Revs. Irene Monroe and Emmett G. Price III joined Boston Public Radio to talk through the attack as more becomes known of the shooter.

"I think what we're really seeing is a whitelash," said Monroe. "When you see a kind of brown and Black ascendancy, you begin to see a kind of whitelash."

Monroe drew parallels between the attacks over the weekend in Winthrop to the burning of a predominantly Black church in Springfield the night Barack Obama won the presidential election in 2008.

"Obviously this young man [Allen] feels very unmoored by the changing and shifting demographics of America becoming more multicultural," Monroe said.

Price noted that the shooter, who was shot and killed by police, was allowed to be "made whole" in the media, despite the crimes he's accused of; a Sunday statement by Rollins said Allen had a doctorate, was married and employed, and likely appeared unassuming.

"Even with what Irene is talking about with a whitelash, there's still a sense to normalize him, and make him whole, even when he's done such a despicable act," said Price, adding that Black men accused of even nonviolent crimes or otherwise involved in a police matter are often not afforded that luxury.

"George Floyd could have been a very nice guy, he could have been a great guy. Eric Garner could have been a great guy,” Price said. “The point is they were never given a chance to be whole individuals, they were criminalized."

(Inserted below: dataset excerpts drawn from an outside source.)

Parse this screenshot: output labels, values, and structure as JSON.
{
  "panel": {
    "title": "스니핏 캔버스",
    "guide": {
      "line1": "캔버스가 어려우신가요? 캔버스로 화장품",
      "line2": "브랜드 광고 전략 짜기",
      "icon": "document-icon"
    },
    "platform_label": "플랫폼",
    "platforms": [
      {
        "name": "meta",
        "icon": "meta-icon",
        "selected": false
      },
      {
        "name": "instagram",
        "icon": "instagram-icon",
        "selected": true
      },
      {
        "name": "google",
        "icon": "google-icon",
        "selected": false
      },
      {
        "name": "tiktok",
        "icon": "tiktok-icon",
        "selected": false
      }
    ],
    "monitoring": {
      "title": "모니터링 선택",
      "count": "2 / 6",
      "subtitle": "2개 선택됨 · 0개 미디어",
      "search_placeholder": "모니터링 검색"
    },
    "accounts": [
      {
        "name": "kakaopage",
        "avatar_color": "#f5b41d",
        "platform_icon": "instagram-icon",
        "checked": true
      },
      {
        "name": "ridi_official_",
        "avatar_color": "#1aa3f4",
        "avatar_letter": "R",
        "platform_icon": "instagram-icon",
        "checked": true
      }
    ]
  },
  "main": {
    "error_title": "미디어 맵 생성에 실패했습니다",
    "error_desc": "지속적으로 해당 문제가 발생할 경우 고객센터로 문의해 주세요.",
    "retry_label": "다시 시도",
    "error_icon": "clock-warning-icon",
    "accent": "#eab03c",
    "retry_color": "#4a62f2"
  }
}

Rev. Irene Monroe is a syndicated religion columnist, the Boston voice for Detour’s African American Heritage Trail and a visiting researcher in the Religion and Conflict Transformation Program at Boston University School of Theology. Rev. Emmett Price is a executive director of the Institute for the Study of the Black Christian Experience at Gordon-Conwell Theological Seminary. Together, they host GBH’s All Rev’d Up podcast.